Sounds Nightmarish? Well, this is essentially what happened to David Furry in 2015 with the patents he had for his “Hawk” Camera – an innovative device he designed, that uses IR imaging to enable optical detection of hydrocarbon gas leaks under real-world field conditions, across variable weather conditions. This device, his invention, was proven to be reliable and accurate, and successfully utilized commercially, solving a real-world technical problem for the petrochemical industry. The patents he filed and was issued related to his invention were infringed upon by FLIR systems. In the subsequent legal battle, FLIR petitioned the Patent Trial and Appeal Board (PTAB) for an Inter-Partes Review (IPR) trial, challenging the validity of the patents. The IPR was instituted, and the PTAB judges construed the patent claims in a way that substituted the phrase “under variable ambient conditions” with “under ambient conditions” noting that ambient conditions may vary. This erroneous construction effectively cancelled to the most essential and critical differentiating factor of Mr. Furry’s invention over prior art: its ability to successfully image gas leaks across any real-world, variable ambient conditions (as related prior art was able to do so only under some, limited ambient conditions). Armed with such a construction and following the then-used Broadest Possible Interpretation (BRI), PTAB invalidated Mr. Furry’s hard-earned intellectual property, finding them unpatentable due to obviousness.
And while his case is but one of many, it acutely underscores the many issues that plague PTAB and the IPR process and the damaging impact it has had on American innovators and American innovation.
PTAB was established in September 2012 as one part of the America Invents Act (AIA). It is an administrative law body of the United States Patent and Trademark Office (USPTO), and it is made up of an appeals division (handling patent examiner rejection appeals) and a trial division (handling IPRs, as well as PGRs). The legislative establishment (via AIA) of PTAB, its trial division, and the IPR process itself was done with the intent of providing a lower-cost alternative to district court for patent disputes and help offload the judicial system at a time when patent litigation cases reached an all-time peak. In addition, it was meant to help weed out low-quality patents, something that is undeniably and sorely needed, while upholding those with actual merit. The purpose was indeed excellent and worthwhile, but the reality of the implementation? Far from it.

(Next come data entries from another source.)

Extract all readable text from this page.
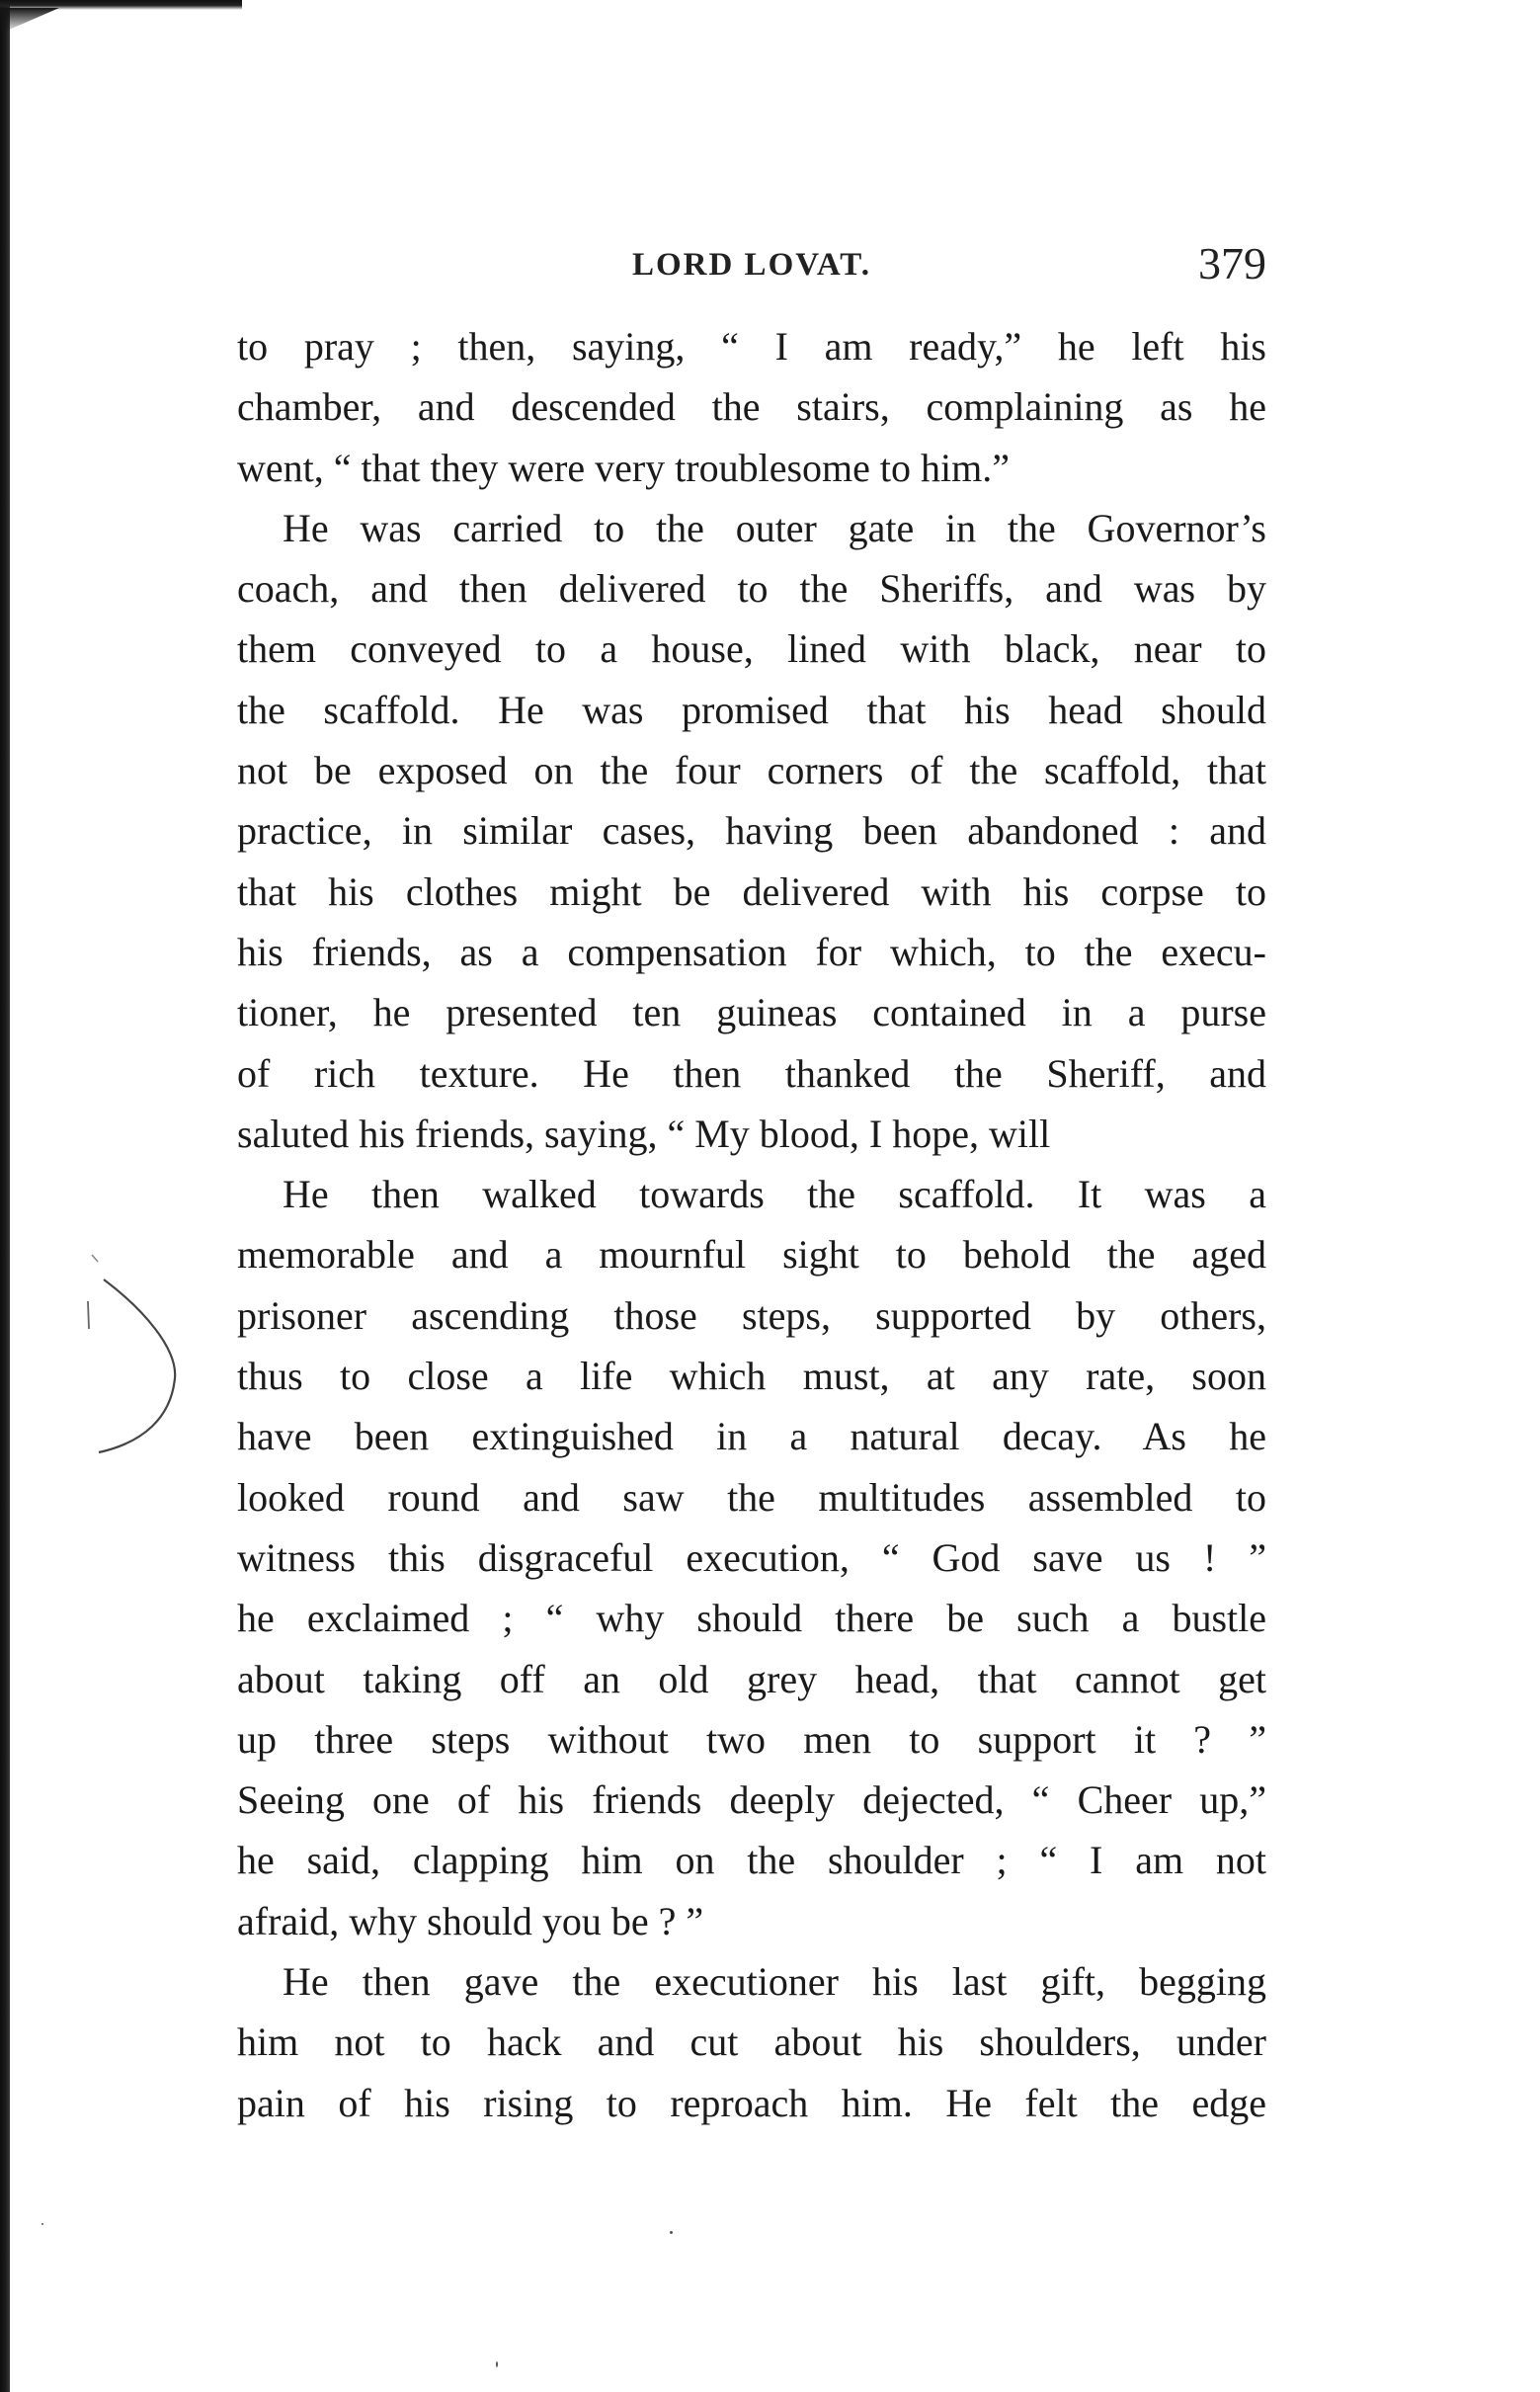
LORD LOVAT.	379
to pray ; then, saying, “ I am ready,” he left his
chamber, and descended the stairs, complaining as he
went, “ that they were very troublesome to him.”
He was carried to the outer gate in the Governor’s
coach, and then delivered to the Sheriffs, and was by
them conveyed to a house, lined with black, near to
the scaffold. He was promised that his head should
not be exposed on the four corners of the scaffold, that
practice, in similar cases, having been abandoned : and
that his clothes might be delivered with his corpse to
his friends, as a compensation for which, to the execu-
tioner, he presented ten guineas contained in a purse
of rich texture. He then thanked the Sheriff, and
saluted his friends, saying, “ My blood, I hope, will
He then walked towards the scaffold. It was a
memorable and a mournful sight to behold the aged
prisoner ascending those steps, supported by others,
thus to close a life which must, at any rate, soon
have been extinguished in a natural decay. As he
looked round and saw the multitudes assembled to
witness this disgraceful execution, “ God save us ! ”
he exclaimed ; “ why should there be such a bustle
about taking off an old grey head, that cannot get
up three steps without two men to support it ? ”
Seeing one of his friends deeply dejected, “ Cheer up,”
he said, clapping him on the shoulder ; “ I am not
afraid, why should you be ? ”
He then gave the executioner his last gift, begging
him not to hack and cut about his shoulders, under
pain of his rising to reproach him. He felt the edge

In its first two years of operation, PTAB instituted about 80% of the petitions for IPR trials and invalidated nearly 90%(!) of the claims in those—horrifying statistics for any patent owner, prompting lead Federal Circuit Judge Randall Rader to call PTAB “death squads killing property rights.” It did not get much better after that. Over the following years and through 2020, IPR institution rates per petition hovered around 60-70% (climbing to 70-80% when examined per patent), with about 80% of the trials resulting in patent invalidations (about a fifth of the were partial invalidations while the rest were total patent dismissals).

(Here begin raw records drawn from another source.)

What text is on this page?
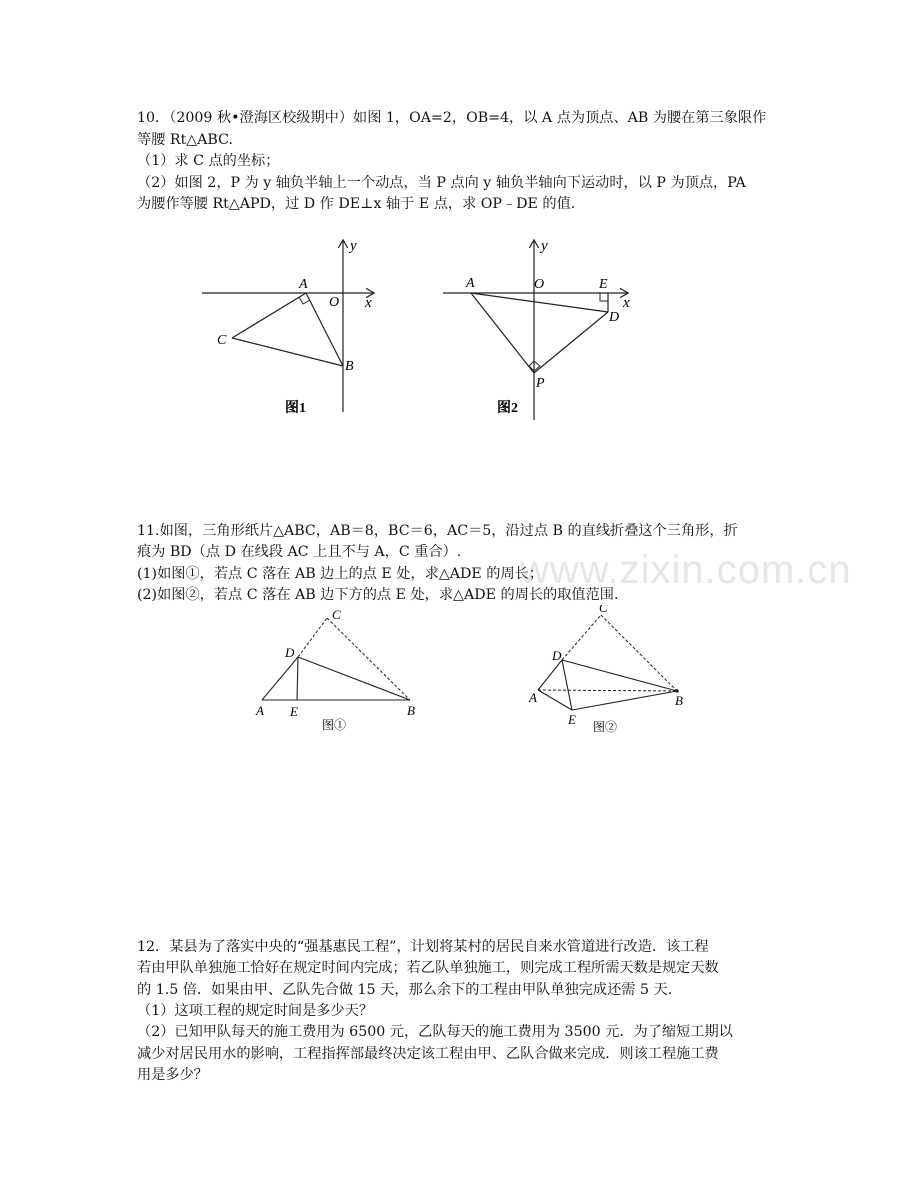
www.zixin.com.cn
10．（2009 秋•澄海区校级期中）如图 1，OA=2，OB=4，以 A 点为顶点、AB 为腰在第三象限作
等腰 Rt△ABC.
（1）求 C 点的坐标；
（2）如图 2，P 为 y 轴负半轴上一个动点，当 P 点向 y 轴负半轴向下运动时，以 P 为顶点，PA
为腰作等腰 Rt△APD，过 D 作 DE⊥x 轴于 E 点，求 OP﹣DE 的值.
y
x
A
O
C
B
图1
y
x
A	O	E
D
P
图2
11.如图，三角形纸片△ABC，AB＝8，BC＝6，AC＝5，沿过点 B 的直线折叠这个三角形，折
痕为 BD（点 D 在线段 AC 上且不与 A，C 重合）.
(1)如图①，若点 C 落在 AB 边上的点 E 处，求△ADE 的周长；
(2)如图②，若点 C 落在 AB 边下方的点 E 处，求△ADE 的周长的取值范围.
C
D
A E	B
图①
C
D
A
E
B
图②
12．某县为了落实中央的“强基惠民工程”，计划将某村的居民自来水管道进行改造．该工程
若由甲队单独施工恰好在规定时间内完成；若乙队单独施工，则完成工程所需天数是规定天数
的 1.5 倍．如果由甲、乙队先合做 15 天，那么余下的工程由甲队单独完成还需 5 天．
（1）这项工程的规定时间是多少天？
（2）已知甲队每天的施工费用为 6500 元，乙队每天的施工费用为 3500 元．为了缩短工期以
减少对居民用水的影响，工程指挥部最终决定该工程由甲、乙队合做来完成．则该工程施工费
用是多少？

With such draconian odds, challenging the patentability of issued US patents very rapidly became the most common patent litigation defense strategy. Infringing entities knew they could delay and bypass traditional judicial judgment and petition for IPR trial that, once instituted, granted them a greater than 80% chance of minimal to no penalty. The PTAB IPR trial option was blatantly exploitable. That is exactly what big companies successfully did, securing themselves advantages over rivals, smaller business/innovators (such as David Furry), and mainly over NPEs.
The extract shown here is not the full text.